Worldwide Pension Assets Fell in 2022, to Lowest Level in 15 Years

The decline for pension assets was the largest since the financial crisis of 2008, new data shows.  

The post-mortems of 2022’s investing record continue to arrive. The latest finds that pension assets worldwide plummeted 16.7% last year.

That dour finding, from a study by WTW’s Thinking Ahead Institute, marks a reversal from a decade-long sequence of uninterrupted expansion and is the worst fall since 2008, at the onset of a global financial crisis. The world’s pension funds ended last year with $47.9 trillion in assets, the study found.

Of course, the epic drop is the result of sudden, high inflation, escalating interest rates, geopolitical tensions and recession fears. All this downbeat news had an impact felt in pension programs in what WTW calls the P22, the world’s largest pension markets.

The U.S. continues to be the largest pension market, followed at a significant distance by Japan and Canada, the research showed. Those three markets constitute more than 76% of pension assets in the  P22 nations. The U.K. fell back to fourth place, from third.
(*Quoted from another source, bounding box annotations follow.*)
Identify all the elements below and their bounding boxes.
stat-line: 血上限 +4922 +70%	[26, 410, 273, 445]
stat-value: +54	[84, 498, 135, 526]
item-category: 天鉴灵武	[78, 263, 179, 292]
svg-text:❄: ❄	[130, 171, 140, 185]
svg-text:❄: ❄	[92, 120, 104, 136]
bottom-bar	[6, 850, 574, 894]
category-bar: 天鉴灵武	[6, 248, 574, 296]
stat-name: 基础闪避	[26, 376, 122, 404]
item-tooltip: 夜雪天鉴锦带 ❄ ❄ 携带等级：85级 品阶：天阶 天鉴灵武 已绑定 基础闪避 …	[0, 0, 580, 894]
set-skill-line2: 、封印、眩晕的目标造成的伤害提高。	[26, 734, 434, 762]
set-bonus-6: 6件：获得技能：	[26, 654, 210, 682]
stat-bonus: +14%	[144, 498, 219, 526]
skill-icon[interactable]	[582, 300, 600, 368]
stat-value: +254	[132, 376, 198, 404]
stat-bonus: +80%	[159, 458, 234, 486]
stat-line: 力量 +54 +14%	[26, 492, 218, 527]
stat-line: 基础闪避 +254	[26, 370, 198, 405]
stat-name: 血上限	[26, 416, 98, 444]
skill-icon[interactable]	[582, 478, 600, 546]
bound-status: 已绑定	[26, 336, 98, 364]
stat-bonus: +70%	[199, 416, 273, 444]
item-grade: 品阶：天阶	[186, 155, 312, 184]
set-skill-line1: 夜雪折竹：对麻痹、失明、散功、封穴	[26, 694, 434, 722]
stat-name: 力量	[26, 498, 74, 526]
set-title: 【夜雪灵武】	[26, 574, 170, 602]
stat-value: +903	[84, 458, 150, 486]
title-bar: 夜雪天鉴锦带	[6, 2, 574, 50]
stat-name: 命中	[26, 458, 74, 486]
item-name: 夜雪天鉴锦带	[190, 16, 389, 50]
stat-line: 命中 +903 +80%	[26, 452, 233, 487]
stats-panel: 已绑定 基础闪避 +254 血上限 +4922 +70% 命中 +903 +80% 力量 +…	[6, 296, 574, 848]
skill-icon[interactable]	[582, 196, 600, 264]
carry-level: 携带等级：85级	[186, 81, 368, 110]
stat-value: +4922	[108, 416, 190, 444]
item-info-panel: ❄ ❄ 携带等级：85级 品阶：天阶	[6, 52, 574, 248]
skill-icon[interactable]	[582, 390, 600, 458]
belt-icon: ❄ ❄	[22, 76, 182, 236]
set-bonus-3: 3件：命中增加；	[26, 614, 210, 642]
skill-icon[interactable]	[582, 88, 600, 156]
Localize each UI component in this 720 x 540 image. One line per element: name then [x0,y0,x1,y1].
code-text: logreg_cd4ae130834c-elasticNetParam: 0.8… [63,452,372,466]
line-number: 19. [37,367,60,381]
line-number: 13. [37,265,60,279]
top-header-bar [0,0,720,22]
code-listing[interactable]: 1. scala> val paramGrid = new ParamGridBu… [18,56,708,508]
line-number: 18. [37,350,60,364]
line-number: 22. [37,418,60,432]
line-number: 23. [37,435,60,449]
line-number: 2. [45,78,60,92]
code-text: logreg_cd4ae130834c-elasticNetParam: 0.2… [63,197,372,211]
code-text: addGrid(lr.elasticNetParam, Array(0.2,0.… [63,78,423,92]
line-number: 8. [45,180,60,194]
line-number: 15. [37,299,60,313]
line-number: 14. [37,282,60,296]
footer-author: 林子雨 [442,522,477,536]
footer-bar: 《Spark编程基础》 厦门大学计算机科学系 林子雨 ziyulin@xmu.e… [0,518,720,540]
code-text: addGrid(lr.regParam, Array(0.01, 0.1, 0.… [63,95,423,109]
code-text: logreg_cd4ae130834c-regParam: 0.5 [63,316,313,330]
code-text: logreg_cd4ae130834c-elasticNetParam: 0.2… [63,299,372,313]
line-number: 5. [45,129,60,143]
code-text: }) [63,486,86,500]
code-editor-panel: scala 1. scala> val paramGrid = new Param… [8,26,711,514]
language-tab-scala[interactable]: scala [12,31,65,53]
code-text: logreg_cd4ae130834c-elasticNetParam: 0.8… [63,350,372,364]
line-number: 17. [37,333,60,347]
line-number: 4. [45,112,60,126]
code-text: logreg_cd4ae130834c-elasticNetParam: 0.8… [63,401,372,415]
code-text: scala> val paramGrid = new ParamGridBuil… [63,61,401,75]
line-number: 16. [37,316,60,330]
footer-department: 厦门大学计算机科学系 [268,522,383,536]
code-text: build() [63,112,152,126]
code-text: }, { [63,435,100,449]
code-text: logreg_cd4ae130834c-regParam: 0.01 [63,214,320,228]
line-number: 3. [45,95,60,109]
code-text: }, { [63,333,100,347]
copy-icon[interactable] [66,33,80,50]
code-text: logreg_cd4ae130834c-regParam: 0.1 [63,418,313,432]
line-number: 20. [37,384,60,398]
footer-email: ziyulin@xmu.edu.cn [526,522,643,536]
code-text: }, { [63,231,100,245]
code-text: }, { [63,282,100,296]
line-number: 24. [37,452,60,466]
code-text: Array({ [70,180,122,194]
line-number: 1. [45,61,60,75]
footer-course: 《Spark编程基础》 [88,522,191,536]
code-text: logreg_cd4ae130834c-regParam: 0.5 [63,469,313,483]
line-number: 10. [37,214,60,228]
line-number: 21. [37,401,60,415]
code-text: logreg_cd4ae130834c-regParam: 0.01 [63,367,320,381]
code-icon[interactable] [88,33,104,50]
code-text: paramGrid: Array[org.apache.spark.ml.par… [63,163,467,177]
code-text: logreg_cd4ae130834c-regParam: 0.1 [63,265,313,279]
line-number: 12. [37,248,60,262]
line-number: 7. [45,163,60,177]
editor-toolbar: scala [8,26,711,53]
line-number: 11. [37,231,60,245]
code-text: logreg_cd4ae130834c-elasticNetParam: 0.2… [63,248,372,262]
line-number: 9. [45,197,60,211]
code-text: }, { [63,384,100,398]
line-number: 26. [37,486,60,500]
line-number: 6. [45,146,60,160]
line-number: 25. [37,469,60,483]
WTW attributed that to losses amid the forced selling of UK government bonds amid a financial smash-up last year.

“Last year we experienced, to an extent, a global ‘polycrisis’ where various risks combined, were amplified as a result, and manifested in significant asset fall,” said Marisa Hall, head of the Thinking Ahead Institute, in a statement. “It is our view that these systemic risks will increase in the future and will emanate predominantly from environmental, societal and geopolitical sources.”

Since 2002, stock allocations among the P22 have decreased to 42% from 50%, and bonds’ portion has dipped to 32% from 38%. Meanwhile, alternatives, such as real estate, swelled to 22%, up from 9% in 2002. The study noted that “traditionally the U.S. and Australia have had higher allocations to equities than the rest of the largest seven pensions markets (P7), while Japan, Netherlands and the UK have had higher allocations to bonds.”

In many places, defined benefit pensions continued to diminish as pension sponsors moved into defined contribution plans. In the past 20 years, WTW reported, global DC assets have grown 7.2% yearly, compared with a 4.4% for DB assets.